I planted 25 acres of persist orchard grass at the end up August. Soil test said I didn't need any fertilizer or lime, besides the 30 units of nitrogen for establishment. I went ahead and put 30-30-40 on it. Got a awesome stand it's 8"-12" tall super thick. My question is it is turned kinda yellow this winter. Is this normal for persist?


----------



## rjmoses (Apr 4, 2010)

I'm guessing you had a hard freeze about 10 days ago or so. It's probably going dormant. Mine is.

Ralph


----------



## Vol (Jul 5, 2009)

Yep^^.

Regards, Mike


----------



## Nate926 (Apr 6, 2014)

I figured that's what it was, just surprised how yellow it is compared to the fescue fields around it


----------



## rjmoses (Apr 4, 2010)

Nate926 said:


> I figured that's what it was, just surprised how yellow it is compared to the fescue fields around it


A lot depends on the local ground temperature. Some of my OG is still green, low lying stuff has gone dormant. Some of my fescue is dead yellow, high ground stuff is still green and growing.
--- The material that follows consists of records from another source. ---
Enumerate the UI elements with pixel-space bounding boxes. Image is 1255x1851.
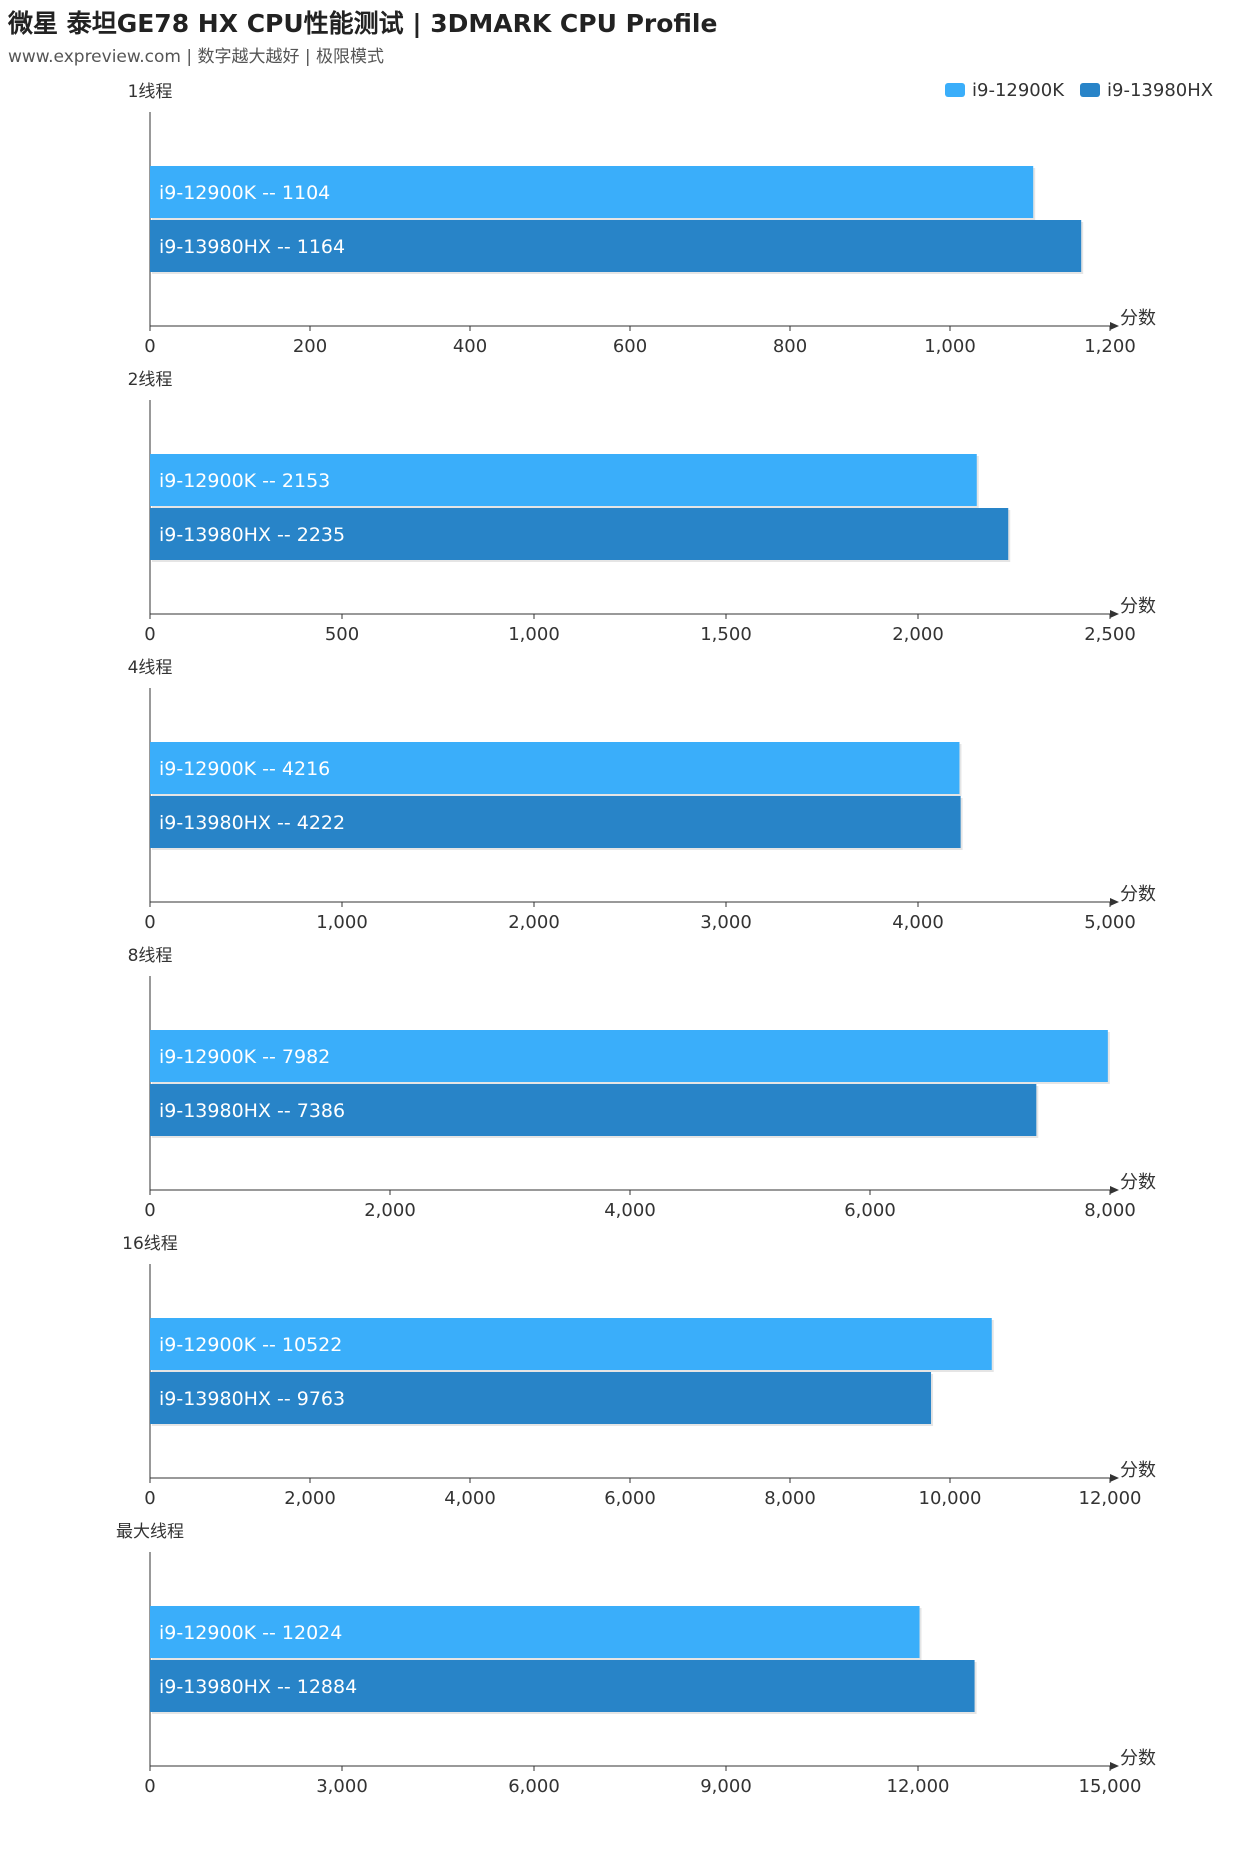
x-tick-label-4-2: 4,000	[444, 1488, 496, 1509]
x-tick-label-5-2: 6,000	[508, 1776, 560, 1797]
x-tick-label-4-6: 12,000	[1079, 1488, 1142, 1509]
x-tick-label-2-5: 5,000	[1084, 912, 1136, 933]
bar-label-3-0: i9-12900K -- 7982	[159, 1046, 330, 1068]
x-tick-label-4-0: 0	[144, 1488, 155, 1509]
x-tick-label-1-1: 500	[325, 624, 359, 645]
bar-0-0	[150, 166, 1034, 218]
bar-label-0-0: i9-12900K -- 1104	[159, 182, 330, 204]
bar-label-2-0: i9-12900K -- 4216	[159, 758, 330, 780]
x-tick-label-4-5: 10,000	[919, 1488, 982, 1509]
x-axis-name-3: 分数	[1120, 1172, 1156, 1193]
chart-title-1: 2线程	[128, 370, 173, 390]
chart-title-3: 8线程	[128, 946, 173, 966]
x-tick-label-2-1: 1,000	[316, 912, 368, 933]
x-axis-arrow-1	[1110, 610, 1119, 618]
bar-label-0-1: i9-13980HX -- 1164	[159, 236, 345, 258]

We've have a couple of nights with a low of 28 up high and one night with a low of 21. But the ground didn't freeze, so that means the temp at ground level was probably in the high 20's only for a short period of time on the night it was 21.

Hope this helps.

Ralph


----------



## shortrow (Feb 21, 2012)

Mine is yellow. Does it every year.


----------